Superseded by #730 which combines this optimization with the other renderer throughput improvements (indent cache + bulk copy + direct long rendering) into a single coherent PR with comprehensive benchmarks.

@He-Pin He-Pin closed this Apr 10, 2026
stephenamar-db pushed a commit that referenced this pull request Apr 10, 2026
…rect long rendering) (#730)

## Motivation

The materialization/rendering pipeline is the primary bottleneck for
large-output workloads. For `realistic2` (28.6 MB output, 568K lines,
125K objects, 380K strings), `--debug-stats` shows 99.8% of wall time is
spent in materialization. The previous implementation used per-character
loops for indent rendering and intermediate `String` allocation for
number formatting, leaving significant throughput on the table.

## Key Design Decisions

1. **Indent cache scope**: Lives in `BaseCharRenderer` (not `Renderer`)
so all renderer subclasses (`Renderer`, `MaterializeJsonRenderer`,
`PythonRenderer`) benefit automatically.
2. **MaxCachedDepth = 32**: Covers virtually all real-world Jsonnet
(realistic2 max depth ~5). Beyond this, falls back to the original
per-character loop.
3. **Negative accumulator** in `appendLong`: Handles `Long.MinValue`
correctly without overflow (negating `Long.MinValue` overflows `Long`).
4. **Zero-allocation number rendering**: For integer-valued doubles (the
common case in Jsonnet), digits are written directly into `CharBuilder`
instead of going through `Long.toString` → `String` → char-by-char copy.

## Modifications

### `BaseCharRenderer.scala`
- Added companion object with `MaxCachedDepth = 32`
- Added `indentCache` field: pre-computed `Array[Array[Char]]` with
`newline + indent*d spaces` for each depth level, constructed once at
renderer creation
- Updated `renderIndent()` to use cached arrays via `appendAll` (single
`System.arraycopy`) for depths < 32
- Updated `appendString()` to use `String.getChars` bulk copy instead of
char-by-char loop

### `Renderer.scala`
- Updated `visitFloat64()` to render integers directly via
`RenderUtils.appendLong()`
- Updated `flushBuffer()` to use `indentCache` for bulk indent rendering
- Added `RenderUtils.appendLong()`: renders `Long` directly into
`CharBuilder` using negative accumulator + reverse-in-place algorithm

### `RendererTests.scala`
- Added `appendLong` edge case tests: 0, positive, negative, large,
`Long.MaxValue`, `Long.MinValue`
- Added `visitFloat64Integers` tests for end-to-end integer rendering
- Added `indentZero` test for `indent=0` edge case

## Benchmark Results

### JMH (JVM, isolated runs, lower is better)

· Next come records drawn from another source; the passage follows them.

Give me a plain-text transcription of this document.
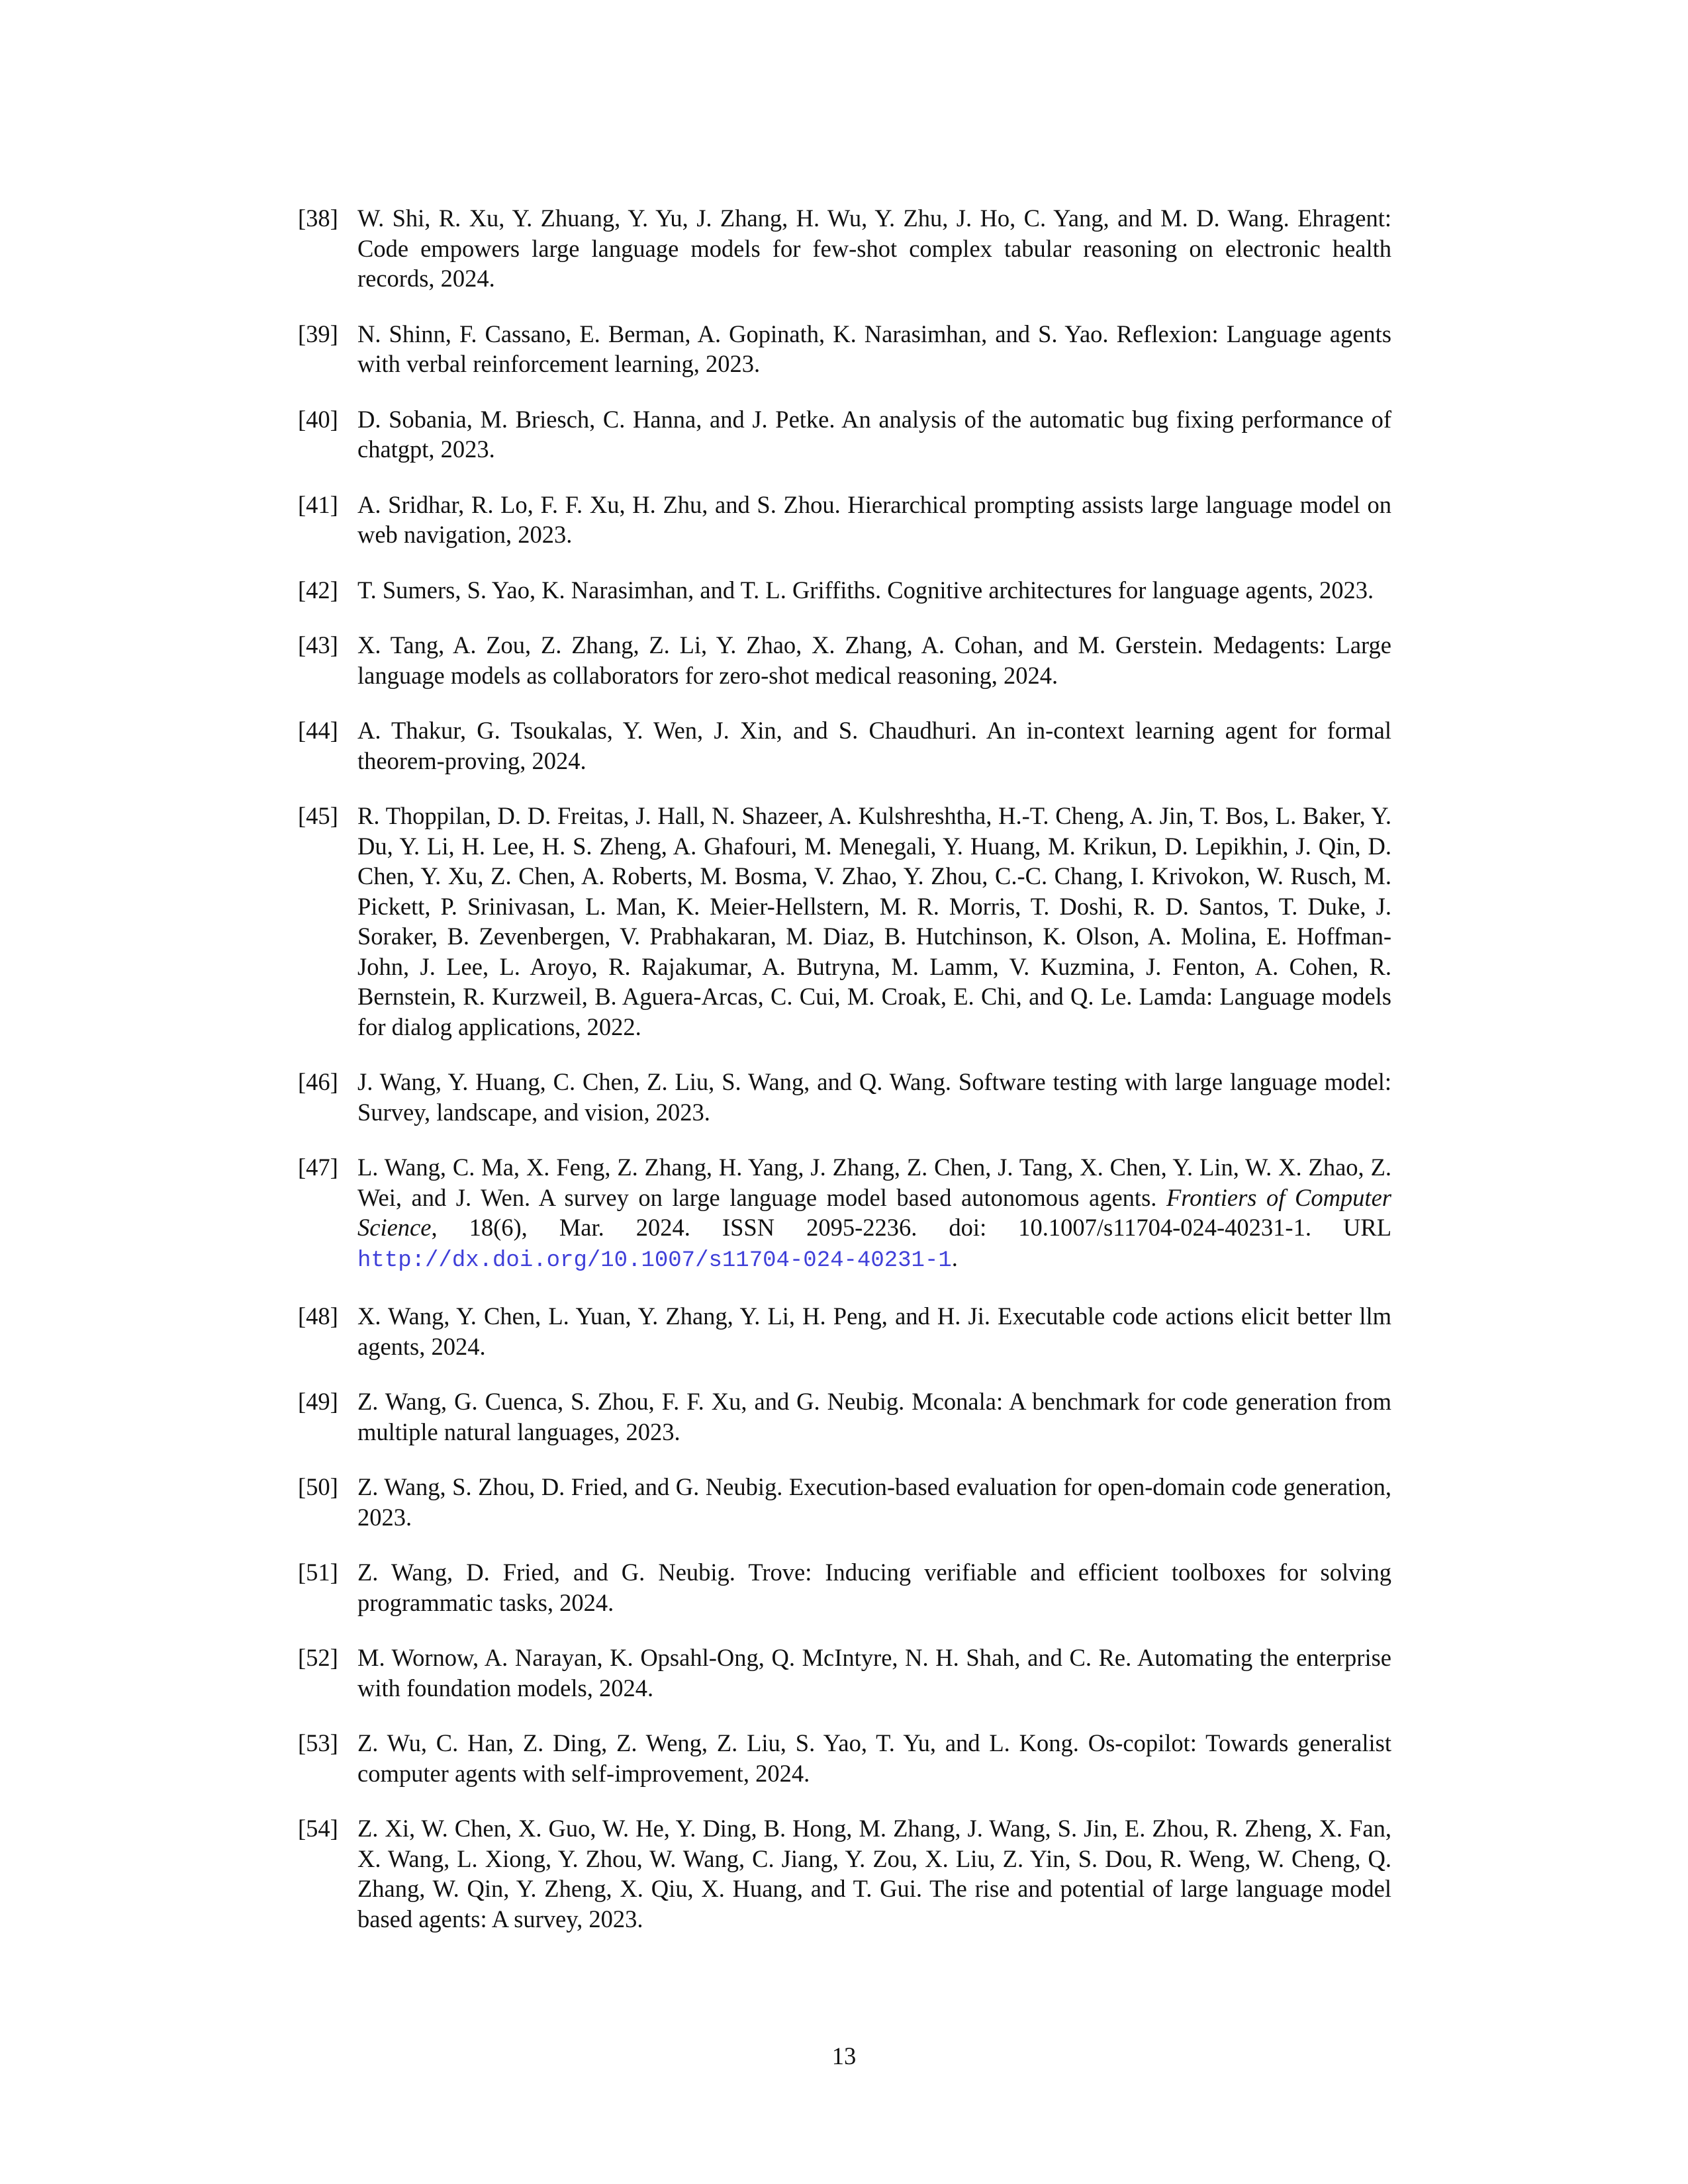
[38] W. Shi, R. Xu, Y. Zhuang, Y. Yu, J. Zhang, H. Wu, Y. Zhu, J. Ho, C. Yang, and M. D. Wang. Ehragent: Code empowers large language models for few-shot complex tabular reasoning on electronic health records, 2024.
[39] N. Shinn, F. Cassano, E. Berman, A. Gopinath, K. Narasimhan, and S. Yao. Reflexion: Language agents with verbal reinforcement learning, 2023.
[40] D. Sobania, M. Briesch, C. Hanna, and J. Petke. An analysis of the automatic bug fixing performance of chatgpt, 2023.
[41] A. Sridhar, R. Lo, F. F. Xu, H. Zhu, and S. Zhou. Hierarchical prompting assists large language model on web navigation, 2023.
[42] T. Sumers, S. Yao, K. Narasimhan, and T. L. Griffiths. Cognitive architectures for language agents, 2023.
[43] X. Tang, A. Zou, Z. Zhang, Z. Li, Y. Zhao, X. Zhang, A. Cohan, and M. Gerstein. Medagents: Large language models as collaborators for zero-shot medical reasoning, 2024.
[44] A. Thakur, G. Tsoukalas, Y. Wen, J. Xin, and S. Chaudhuri. An in-context learning agent for formal theorem-proving, 2024.
[45] R. Thoppilan, D. D. Freitas, J. Hall, N. Shazeer, A. Kulshreshtha, H.-T. Cheng, A. Jin, T. Bos, L. Baker, Y. Du, Y. Li, H. Lee, H. S. Zheng, A. Ghafouri, M. Menegali, Y. Huang, M. Krikun, D. Lepikhin, J. Qin, D. Chen, Y. Xu, Z. Chen, A. Roberts, M. Bosma, V. Zhao, Y. Zhou, C.-C. Chang, I. Krivokon, W. Rusch, M. Pickett, P. Srinivasan, L. Man, K. Meier-Hellstern, M. R. Morris, T. Doshi, R. D. Santos, T. Duke, J. Soraker, B. Zevenbergen, V. Prabhakaran, M. Diaz, B. Hutchinson, K. Olson, A. Molina, E. Hoffman-John, J. Lee, L. Aroyo, R. Rajakumar, A. Butryna, M. Lamm, V. Kuzmina, J. Fenton, A. Cohen, R. Bernstein, R. Kurzweil, B. Aguera-Arcas, C. Cui, M. Croak, E. Chi, and Q. Le. Lamda: Language models for dialog applications, 2022.
[46] J. Wang, Y. Huang, C. Chen, Z. Liu, S. Wang, and Q. Wang. Software testing with large language model: Survey, landscape, and vision, 2023.
[47] L. Wang, C. Ma, X. Feng, Z. Zhang, H. Yang, J. Zhang, Z. Chen, J. Tang, X. Chen, Y. Lin, W. X. Zhao, Z. Wei, and J. Wen. A survey on large language model based autonomous agents. Frontiers of Computer Science, 18(6), Mar. 2024. ISSN 2095-2236. doi: 10.1007/s11704-024-40231-1. URL http://dx.doi.org/10.1007/s11704-024-40231-1.
[48] X. Wang, Y. Chen, L. Yuan, Y. Zhang, Y. Li, H. Peng, and H. Ji. Executable code actions elicit better llm agents, 2024.
[49] Z. Wang, G. Cuenca, S. Zhou, F. F. Xu, and G. Neubig. Mconala: A benchmark for code generation from multiple natural languages, 2023.
[50] Z. Wang, S. Zhou, D. Fried, and G. Neubig. Execution-based evaluation for open-domain code generation, 2023.
[51] Z. Wang, D. Fried, and G. Neubig. Trove: Inducing verifiable and efficient toolboxes for solving programmatic tasks, 2024.
[52] M. Wornow, A. Narayan, K. Opsahl-Ong, Q. McIntyre, N. H. Shah, and C. Re. Automating the enterprise with foundation models, 2024.
[53] Z. Wu, C. Han, Z. Ding, Z. Weng, Z. Liu, S. Yao, T. Yu, and L. Kong. Os-copilot: Towards generalist computer agents with self-improvement, 2024.
[54] Z. Xi, W. Chen, X. Guo, W. He, Y. Ding, B. Hong, M. Zhang, J. Wang, S. Jin, E. Zhou, R. Zheng, X. Fan, X. Wang, L. Xiong, Y. Zhou, W. Wang, C. Jiang, Y. Zou, X. Liu, Z. Yin, S. Dou, R. Weng, W. Cheng, Q. Zhang, W. Qin, Y. Zheng, X. Qiu, X. Huang, and T. Gui. The rise and potential of large language model based agents: A survey, 2023.
13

| Benchmark | Before (ms/op) | After (ms/op) | Change |
|-----------|----------------|---------------|--------|
| **realistic2** | 68.749 | 58.001 | **-15.6%** ✅ |
| **reverse** | 10.494 | 8.436 | **-19.6%** ✅ |
| gen_big_object | 1.066 | 1.000 | -6.2% ✅ |
| bench.02 | 39.832 | 39.322 | -1.3% ≈ |
| comparison | 20.216 | 21.060 | +4.2% (noise — eval-only, output is
`true`) |
| realistic1 | 2.015 | 2.133 | within noise |

No regressions across the full 35-benchmark JMH suite.

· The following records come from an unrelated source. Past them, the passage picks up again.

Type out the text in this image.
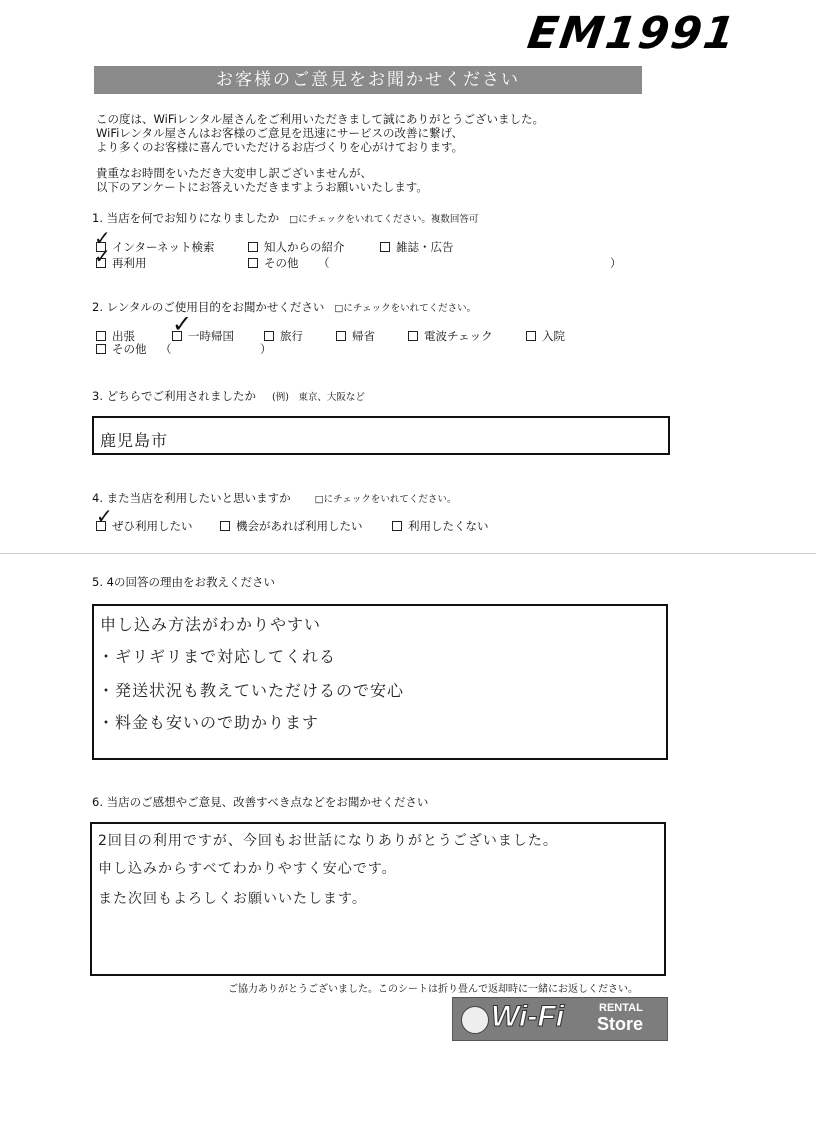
EM1991
お客様のご意見をお聞かせください
この度は、WiFiレンタル屋さんをご利用いただきまして誠にありがとうございました。
WiFiレンタル屋さんはお客様のご意見を迅速にサービスの改善に繋げ、
より多くのお客様に喜んでいただけるお店づくりを心がけております。
貴重なお時間をいただき大変申し訳ございませんが、
以下のアンケートにお答えいただきますようお願いいたします。
1. 当店を何でお知りになりましたか □にチェックをいれてください。複数回答可
インターネット検索
✓	知人からの紹介	雑誌・広告
再利用
✓	その他 （	）
2. レンタルのご使用目的をお聞かせください □にチェックをいれてください。
出張	一時帰国
✓	旅行	帰省	電波チェック	入院
その他 （	）
3. どちらでご利用されましたか (例)　東京、大阪など
鹿児島市
4. また当店を利用したいと思いますか	□にチェックをいれてください。
ぜひ利用したい
✓	機会があれば利用したい	利用したくない
5. 4の回答の理由をお教えください
申し込み方法がわかりやすい
・ギリギリまで対応してくれる
・発送状況も教えていただけるので安心
・料金も安いので助かります
6. 当店のご感想やご意見、改善すべき点などをお聞かせください
2回目の利用ですが、今回もお世話になりありがとうございました。
申し込みからすべてわかりやすく安心です。
また次回もよろしくお願いいたします。
ご協力ありがとうございました。このシートは折り畳んで返却時に一緒にお返しください。
Wi-Fi	RENTAL
Store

### Hyperfine (Scala Native, `--warmup 3 --min-runs 10`)

**realistic2** (28.6 MB output):
| Implementation | Time (ms) | vs jrsonnet |
|---|---|---|
| sjsonnet-native (master) | 264.9 ± 4.2 | 2.48x slower |
| sjsonnet-native (this PR) | 262.2 ± 2.9 | 2.45x slower |
| jrsonnet 0.5.0-pre98 | 106.8 ± 16.3 | baseline |

**reverse** (large array output):
| Implementation | Time (ms) | vs jrsonnet |
|---|---|---|
| sjsonnet-native (master) | 53.1 ± 2.8 | 2.22x slower |
| sjsonnet-native (this PR) | 38.0 ± 2.3 | **1.59x slower** |
| jrsonnet 0.5.0-pre98 | 24.0 ± 1.7 | baseline |

Gap closed from 2.22x → 1.59x (**-28.4%** improvement).

**gen_big_object**:
| Implementation | Time (ms) | vs jrsonnet |
|---|---|---|
| sjsonnet-native (master) | 12.1 ± 1.5 | 1.16x slower |
| sjsonnet-native (this PR) | 10.4 ± 1.1 | **1.01x — tied!** |
| jrsonnet 0.5.0-pre98 | 10.5 ± 1.3 | baseline |

**realistic1**:
| Implementation | Time (ms) | vs jrsonnet |
|---|---|---|
| sjsonnet-native (master) | 12.9 ± 1.4 | — |
| sjsonnet-native (this PR) | 12.0 ± 1.4 | **1.15x faster** |
| jrsonnet 0.5.0-pre98 | 13.9 ± 2.1 | baseline |

sjsonnet already **beats** jrsonnet on realistic1 (1.15x faster).

## Analysis

The JVM improvement is larger (15.6% on realistic2) because the JIT
compiler was still leaving performance on the table with the
char-by-char loops. On Scala Native, LLVM already partially optimizes
these loops, so the native improvement is smaller for realistic2 but
significant for reverse (28.4%), where the output contains many
integer-valued doubles that benefit from the zero-allocation
`appendLong` path.

The `gen_big_object` benchmark is now **tied with jrsonnet** (10.4ms vs
10.5ms), and `realistic1` beats jrsonnet by 1.15x.

## Result

- ✅ All 141 test suites pass (JVM 3.3.7)
- ✅ Compiles on all platforms (JVM, JS, Native)
- ✅ No regressions across the full benchmark suite
- ✅ Comprehensive new test coverage for edge cases

This PR supersedes #676 (renderer-indent-cache), #681
(renderer-bulk-append), and #685 (direct-long-rendering) which
implemented subsets of these optimizations individually.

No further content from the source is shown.